Pierwsze lata życia
Karolina urodziła się w podtarnowskiej wsi Wał-Ruda 2 sierpnia 1898 r. jako czwarte z jedenaściorga dzieci Jana i Marii. Naukę w szkole wiejskiej Karolina rozpoczęła w 1906 r. Nauka trwała sześć lat. Po jej ukończeniu Karolina uczęszczała do tzw. klasy uzupełniającej, gdzie lekcje odbywały się trzy razy w tygodniu.
Świętość życia
Od najmłodszych lat ukochała modlitwę. Nie rozstawała się z otrzymanym od matki różańcem – modliła się nie tylko w ciągu dnia, ale i w nocy. We wszystkim była posłuszna rodzicom, z miłością i troską opiekowała się licznym młodszym rodzeństwem. Karolina pomagała swojemu wujowi Franciszkowi w prowadzeniu świetlicy i biblioteki, do której przychodziło wiele osób. Prowadzono tam kształcące rozmowy, śpiewano pieśni religijne i patriotyczne, deklamowano utwory wieszczów. Karolina była bardzo wrażliwa na cierpienia drugich, zwłaszcza chorych, którym starała się pomóc na miarę swych możliwości.

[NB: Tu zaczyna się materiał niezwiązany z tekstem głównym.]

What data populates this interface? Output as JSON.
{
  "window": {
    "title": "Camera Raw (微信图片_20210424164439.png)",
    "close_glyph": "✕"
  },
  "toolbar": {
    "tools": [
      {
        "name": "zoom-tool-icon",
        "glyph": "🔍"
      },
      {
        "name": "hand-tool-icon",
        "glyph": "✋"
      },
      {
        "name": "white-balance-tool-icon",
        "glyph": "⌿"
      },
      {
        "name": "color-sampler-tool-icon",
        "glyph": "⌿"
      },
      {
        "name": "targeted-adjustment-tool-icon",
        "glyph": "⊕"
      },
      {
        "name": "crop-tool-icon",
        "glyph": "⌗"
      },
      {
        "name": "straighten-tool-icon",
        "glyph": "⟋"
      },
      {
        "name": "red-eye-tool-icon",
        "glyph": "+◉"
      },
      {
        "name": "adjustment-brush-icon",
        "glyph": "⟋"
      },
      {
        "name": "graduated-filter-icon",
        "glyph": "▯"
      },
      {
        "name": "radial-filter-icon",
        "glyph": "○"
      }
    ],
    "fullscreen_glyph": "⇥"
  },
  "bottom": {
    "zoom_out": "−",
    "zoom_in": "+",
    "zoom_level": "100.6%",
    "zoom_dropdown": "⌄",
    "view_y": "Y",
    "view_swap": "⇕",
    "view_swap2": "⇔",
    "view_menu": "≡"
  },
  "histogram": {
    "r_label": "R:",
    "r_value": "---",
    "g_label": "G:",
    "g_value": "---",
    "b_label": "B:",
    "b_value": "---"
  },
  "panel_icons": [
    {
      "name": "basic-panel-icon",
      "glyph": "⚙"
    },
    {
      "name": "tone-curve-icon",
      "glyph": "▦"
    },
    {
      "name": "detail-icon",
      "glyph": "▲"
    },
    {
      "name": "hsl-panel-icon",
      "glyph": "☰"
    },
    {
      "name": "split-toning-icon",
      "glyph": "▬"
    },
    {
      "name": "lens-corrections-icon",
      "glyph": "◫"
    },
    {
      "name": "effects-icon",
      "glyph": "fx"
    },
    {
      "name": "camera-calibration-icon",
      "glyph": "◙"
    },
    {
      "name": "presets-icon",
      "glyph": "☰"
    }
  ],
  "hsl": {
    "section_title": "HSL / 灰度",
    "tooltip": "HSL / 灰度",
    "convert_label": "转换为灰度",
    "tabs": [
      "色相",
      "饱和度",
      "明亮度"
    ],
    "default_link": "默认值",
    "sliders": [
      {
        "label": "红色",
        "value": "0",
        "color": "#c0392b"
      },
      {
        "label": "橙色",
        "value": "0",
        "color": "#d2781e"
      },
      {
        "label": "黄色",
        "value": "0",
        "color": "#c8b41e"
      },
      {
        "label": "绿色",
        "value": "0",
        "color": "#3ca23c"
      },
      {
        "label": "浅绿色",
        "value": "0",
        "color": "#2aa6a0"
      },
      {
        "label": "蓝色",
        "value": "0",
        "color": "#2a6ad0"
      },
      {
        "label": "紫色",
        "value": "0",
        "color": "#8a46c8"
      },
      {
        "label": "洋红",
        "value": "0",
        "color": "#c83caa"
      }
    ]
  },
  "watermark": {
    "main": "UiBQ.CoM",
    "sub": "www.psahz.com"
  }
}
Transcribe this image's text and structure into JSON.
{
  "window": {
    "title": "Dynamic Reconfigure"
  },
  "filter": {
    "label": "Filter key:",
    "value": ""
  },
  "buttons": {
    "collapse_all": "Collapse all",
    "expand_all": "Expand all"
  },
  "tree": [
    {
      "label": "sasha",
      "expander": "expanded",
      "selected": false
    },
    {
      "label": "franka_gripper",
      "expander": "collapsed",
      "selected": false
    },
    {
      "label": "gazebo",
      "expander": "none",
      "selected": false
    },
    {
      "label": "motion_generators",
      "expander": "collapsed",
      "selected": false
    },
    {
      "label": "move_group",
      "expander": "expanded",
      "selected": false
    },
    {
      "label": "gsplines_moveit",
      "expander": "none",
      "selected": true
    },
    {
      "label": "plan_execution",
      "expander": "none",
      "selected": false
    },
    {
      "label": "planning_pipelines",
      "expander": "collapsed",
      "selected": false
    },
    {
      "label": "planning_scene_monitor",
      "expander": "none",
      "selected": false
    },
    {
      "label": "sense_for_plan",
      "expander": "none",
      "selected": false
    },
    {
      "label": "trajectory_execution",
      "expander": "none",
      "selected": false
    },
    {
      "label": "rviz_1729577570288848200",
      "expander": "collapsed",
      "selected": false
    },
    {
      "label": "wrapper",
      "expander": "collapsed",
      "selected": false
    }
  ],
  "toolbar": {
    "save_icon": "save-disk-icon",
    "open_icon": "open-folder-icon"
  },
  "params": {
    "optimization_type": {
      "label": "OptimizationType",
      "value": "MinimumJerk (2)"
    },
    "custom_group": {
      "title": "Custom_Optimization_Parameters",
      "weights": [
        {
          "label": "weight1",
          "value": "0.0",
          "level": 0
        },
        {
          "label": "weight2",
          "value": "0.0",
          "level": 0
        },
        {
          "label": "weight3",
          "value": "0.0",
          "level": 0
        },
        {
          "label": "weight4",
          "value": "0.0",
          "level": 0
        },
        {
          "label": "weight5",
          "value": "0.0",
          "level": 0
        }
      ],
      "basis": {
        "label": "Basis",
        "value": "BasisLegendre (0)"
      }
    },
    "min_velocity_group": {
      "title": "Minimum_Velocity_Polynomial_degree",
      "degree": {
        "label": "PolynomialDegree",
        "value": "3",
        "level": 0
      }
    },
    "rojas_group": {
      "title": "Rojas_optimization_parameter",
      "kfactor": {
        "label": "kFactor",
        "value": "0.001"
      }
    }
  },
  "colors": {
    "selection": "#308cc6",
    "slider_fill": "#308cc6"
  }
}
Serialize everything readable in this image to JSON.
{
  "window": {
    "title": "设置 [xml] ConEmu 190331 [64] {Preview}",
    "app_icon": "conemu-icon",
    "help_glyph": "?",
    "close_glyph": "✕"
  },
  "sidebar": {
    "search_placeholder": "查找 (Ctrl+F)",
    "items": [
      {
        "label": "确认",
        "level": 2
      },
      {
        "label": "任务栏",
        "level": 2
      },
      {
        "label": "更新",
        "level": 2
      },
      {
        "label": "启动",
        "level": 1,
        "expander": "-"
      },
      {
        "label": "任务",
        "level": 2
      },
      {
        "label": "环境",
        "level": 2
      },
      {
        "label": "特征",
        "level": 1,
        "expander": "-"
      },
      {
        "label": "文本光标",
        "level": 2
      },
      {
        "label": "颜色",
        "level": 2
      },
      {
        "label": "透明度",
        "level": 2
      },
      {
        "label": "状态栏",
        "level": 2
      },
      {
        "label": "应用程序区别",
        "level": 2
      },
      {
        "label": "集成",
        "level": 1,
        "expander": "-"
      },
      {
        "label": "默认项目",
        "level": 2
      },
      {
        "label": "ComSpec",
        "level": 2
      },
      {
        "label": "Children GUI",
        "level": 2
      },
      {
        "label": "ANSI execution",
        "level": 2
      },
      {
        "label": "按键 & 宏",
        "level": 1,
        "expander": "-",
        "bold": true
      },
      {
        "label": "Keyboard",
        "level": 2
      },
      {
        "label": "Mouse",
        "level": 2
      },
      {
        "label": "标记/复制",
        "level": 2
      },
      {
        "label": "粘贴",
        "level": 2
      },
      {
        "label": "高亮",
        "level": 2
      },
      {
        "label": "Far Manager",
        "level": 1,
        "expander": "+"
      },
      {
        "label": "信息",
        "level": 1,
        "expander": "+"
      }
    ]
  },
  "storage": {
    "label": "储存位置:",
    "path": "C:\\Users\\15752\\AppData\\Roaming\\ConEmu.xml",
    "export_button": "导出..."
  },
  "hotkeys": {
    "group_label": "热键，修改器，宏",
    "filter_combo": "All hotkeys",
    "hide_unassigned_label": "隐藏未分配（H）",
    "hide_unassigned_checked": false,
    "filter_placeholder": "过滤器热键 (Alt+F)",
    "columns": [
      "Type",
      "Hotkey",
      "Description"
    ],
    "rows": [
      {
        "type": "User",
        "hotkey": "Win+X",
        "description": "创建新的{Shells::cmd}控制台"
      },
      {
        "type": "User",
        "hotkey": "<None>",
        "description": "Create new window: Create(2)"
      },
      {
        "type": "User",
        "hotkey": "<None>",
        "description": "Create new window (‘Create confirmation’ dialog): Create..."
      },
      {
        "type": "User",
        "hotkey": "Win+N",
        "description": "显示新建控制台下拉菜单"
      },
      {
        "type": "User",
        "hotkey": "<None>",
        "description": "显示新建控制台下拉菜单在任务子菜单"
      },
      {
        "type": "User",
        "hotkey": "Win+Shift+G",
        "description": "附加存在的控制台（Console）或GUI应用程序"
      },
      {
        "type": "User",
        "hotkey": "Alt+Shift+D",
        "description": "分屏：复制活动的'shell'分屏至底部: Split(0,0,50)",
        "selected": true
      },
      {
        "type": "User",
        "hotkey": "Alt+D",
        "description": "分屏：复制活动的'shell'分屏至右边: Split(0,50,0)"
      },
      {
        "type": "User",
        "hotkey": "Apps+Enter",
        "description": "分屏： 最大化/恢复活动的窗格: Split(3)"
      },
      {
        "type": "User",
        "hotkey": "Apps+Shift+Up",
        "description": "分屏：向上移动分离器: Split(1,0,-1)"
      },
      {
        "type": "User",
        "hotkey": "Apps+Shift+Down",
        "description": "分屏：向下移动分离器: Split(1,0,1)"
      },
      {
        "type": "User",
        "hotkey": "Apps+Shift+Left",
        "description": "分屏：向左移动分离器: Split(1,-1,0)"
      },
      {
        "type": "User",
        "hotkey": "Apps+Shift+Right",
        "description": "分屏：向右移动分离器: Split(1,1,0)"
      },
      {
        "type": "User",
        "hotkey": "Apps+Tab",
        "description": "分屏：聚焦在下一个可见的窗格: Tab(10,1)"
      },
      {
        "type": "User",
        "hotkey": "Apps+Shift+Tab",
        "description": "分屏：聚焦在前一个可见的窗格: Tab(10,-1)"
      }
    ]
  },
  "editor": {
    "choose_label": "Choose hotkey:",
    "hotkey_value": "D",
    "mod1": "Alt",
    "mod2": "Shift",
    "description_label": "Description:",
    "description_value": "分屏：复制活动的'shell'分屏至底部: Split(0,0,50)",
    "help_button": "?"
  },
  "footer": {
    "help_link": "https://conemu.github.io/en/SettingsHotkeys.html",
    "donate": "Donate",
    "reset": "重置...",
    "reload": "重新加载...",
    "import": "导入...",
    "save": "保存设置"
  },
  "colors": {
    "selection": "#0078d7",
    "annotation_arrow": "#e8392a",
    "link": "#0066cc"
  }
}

Swą życzliwością i dobrocią wprowadzała w otoczenie dużo optymizmu i radości.
Męczeństwo
W czasie I wojny światowej, 18 listopada 1914 r., do domu Kózków wpadł żołnierz armii rosyjskiej. Karolina próbowała wymknąć się z domu, ale żołnierz zastąpił jej drogę chwycił ją za rękę i kazał jej i ojcu ubierać się w drogę, niby do komendanta. Po wyjściu z domu, żołnierz nakazał marsz w kierunku lasu. Wkrótce napastnik przyłożył ojcu lufę karabinu do głowy i nakazał powrót do domu. Karolina zaś została sama z uzbrojonym bandytą, który przemocą prowadził ją w głąb lasu. W pewnym momencie dziewczyna wyrwała się i zaczęła uciekać. Rozwścieczony żołnierz dogonił Karolinę i zadał jej kilka uderzeń szablą. W skutek uderzeń Karolina poniosła śmierć w obronie swej niewinności. Doznane rany świadczą o wielkości jej cierpienia, o tym, że bohaterska dziewczyna wolała raczej ponieść śmierć niż w jakikolwiek sposób uchybić umiłowanej cnocie czystości.